Потенциальный цареубийца Якубович предназначался для другого дела. Главной фигурой в этом плане стал в канун восстания Каховский. Каховский, "ходячая оппозиция", как назвал его Рылеев, человек раздираемый противоречивыми страстями и тенденциями, — герой-одиночка и целеустремленный организатор, убежденный сторонник народовластия, подозревающий даже Рылеева в излишнем властолюбии, и поклонник сильной личности в революции, человек с трезвым пониманием экономических и политических бед России и романтический тираноборец. Каховский, резко возражавший против мгновенной мысли Рылеева зажечь Петербург в случае отступления, "чтоб и праха немецкого не осталось", и "пламенный террорист", по выражению Штейнгеля, кричавший 12-го числа: "С этими филантропами ничего не сделаешь; тут просто надобно резать, да и только".
Отношения Каховского и Рылеева в продолжение 1825 года — с тесной дружбой, расхождениями, новыми сближениями, принципиальными спорами, но с конечной неразрывностью уз, ибо они были необходимы друг другу, — являют собой многосложный сюжет для отдельной книги. Сейчас мы коснемся одного аспекта — цареубийства.

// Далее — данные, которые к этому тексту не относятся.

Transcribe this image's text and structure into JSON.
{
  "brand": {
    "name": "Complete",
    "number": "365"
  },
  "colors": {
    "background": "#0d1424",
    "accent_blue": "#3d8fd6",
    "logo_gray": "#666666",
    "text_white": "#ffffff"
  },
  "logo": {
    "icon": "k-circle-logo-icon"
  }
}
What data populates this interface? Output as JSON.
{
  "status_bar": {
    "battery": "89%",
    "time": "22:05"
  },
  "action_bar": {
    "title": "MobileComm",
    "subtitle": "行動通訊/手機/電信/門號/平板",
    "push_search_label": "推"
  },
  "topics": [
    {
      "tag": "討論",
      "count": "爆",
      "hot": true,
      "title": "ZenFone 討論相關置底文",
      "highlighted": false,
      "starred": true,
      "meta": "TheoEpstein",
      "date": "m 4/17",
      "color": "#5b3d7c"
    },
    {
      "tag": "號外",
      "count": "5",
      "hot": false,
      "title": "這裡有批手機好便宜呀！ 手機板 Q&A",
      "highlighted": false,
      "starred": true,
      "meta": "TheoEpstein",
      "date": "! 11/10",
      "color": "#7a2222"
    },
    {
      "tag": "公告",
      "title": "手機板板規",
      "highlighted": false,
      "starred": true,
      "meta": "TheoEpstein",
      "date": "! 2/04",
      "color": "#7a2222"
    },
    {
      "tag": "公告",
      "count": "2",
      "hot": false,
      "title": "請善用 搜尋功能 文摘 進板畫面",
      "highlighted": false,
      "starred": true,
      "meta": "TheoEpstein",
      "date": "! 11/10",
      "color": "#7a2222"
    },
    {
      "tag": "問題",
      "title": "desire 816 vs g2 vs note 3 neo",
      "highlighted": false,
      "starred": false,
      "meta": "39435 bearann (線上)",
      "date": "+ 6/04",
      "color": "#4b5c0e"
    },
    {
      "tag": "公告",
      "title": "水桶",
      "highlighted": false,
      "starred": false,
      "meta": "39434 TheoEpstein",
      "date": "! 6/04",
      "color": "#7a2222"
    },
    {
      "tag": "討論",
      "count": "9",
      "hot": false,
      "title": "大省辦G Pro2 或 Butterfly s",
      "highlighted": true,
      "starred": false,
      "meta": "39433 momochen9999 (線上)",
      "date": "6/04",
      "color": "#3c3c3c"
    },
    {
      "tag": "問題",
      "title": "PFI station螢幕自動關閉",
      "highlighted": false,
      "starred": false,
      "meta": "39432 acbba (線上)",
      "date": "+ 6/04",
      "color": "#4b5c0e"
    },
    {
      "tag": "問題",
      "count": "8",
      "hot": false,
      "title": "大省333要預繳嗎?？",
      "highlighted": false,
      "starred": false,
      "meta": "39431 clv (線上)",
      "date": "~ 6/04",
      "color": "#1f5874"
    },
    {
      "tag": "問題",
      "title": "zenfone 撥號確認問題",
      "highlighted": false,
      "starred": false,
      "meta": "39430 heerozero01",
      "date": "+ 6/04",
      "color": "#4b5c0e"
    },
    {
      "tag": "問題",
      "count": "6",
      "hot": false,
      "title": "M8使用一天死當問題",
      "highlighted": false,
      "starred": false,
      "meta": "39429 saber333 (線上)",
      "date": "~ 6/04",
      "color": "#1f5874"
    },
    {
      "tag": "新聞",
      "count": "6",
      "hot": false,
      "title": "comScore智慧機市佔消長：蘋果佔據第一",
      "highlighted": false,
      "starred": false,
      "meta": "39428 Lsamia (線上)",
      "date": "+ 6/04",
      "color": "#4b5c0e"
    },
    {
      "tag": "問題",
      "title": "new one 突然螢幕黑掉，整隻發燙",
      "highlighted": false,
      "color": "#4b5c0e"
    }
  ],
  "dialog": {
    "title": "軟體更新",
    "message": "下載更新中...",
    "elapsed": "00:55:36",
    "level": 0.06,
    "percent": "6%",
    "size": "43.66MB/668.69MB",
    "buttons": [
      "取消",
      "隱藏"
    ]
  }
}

Рылеев, удержавший в свое время Якубовича — по видимости, неуправляемого, — исподволь готовил вместо него Каховского. Цареубийству и самопожертвованию посвящались их долгие беседы и споры В дни междуцарствия Каховский был готов к своей роли, хотя его мучили сомнения, что его "полагают кинжалом", орудием чужих целей, "ступенькой для умников".
Цареубийство не входило как существенный компонент в план Трубецкого. Это была сфера Рылеева. Хотя и другие лидеры общества понимали, насколько устранение Николая облегчило бы захват власти.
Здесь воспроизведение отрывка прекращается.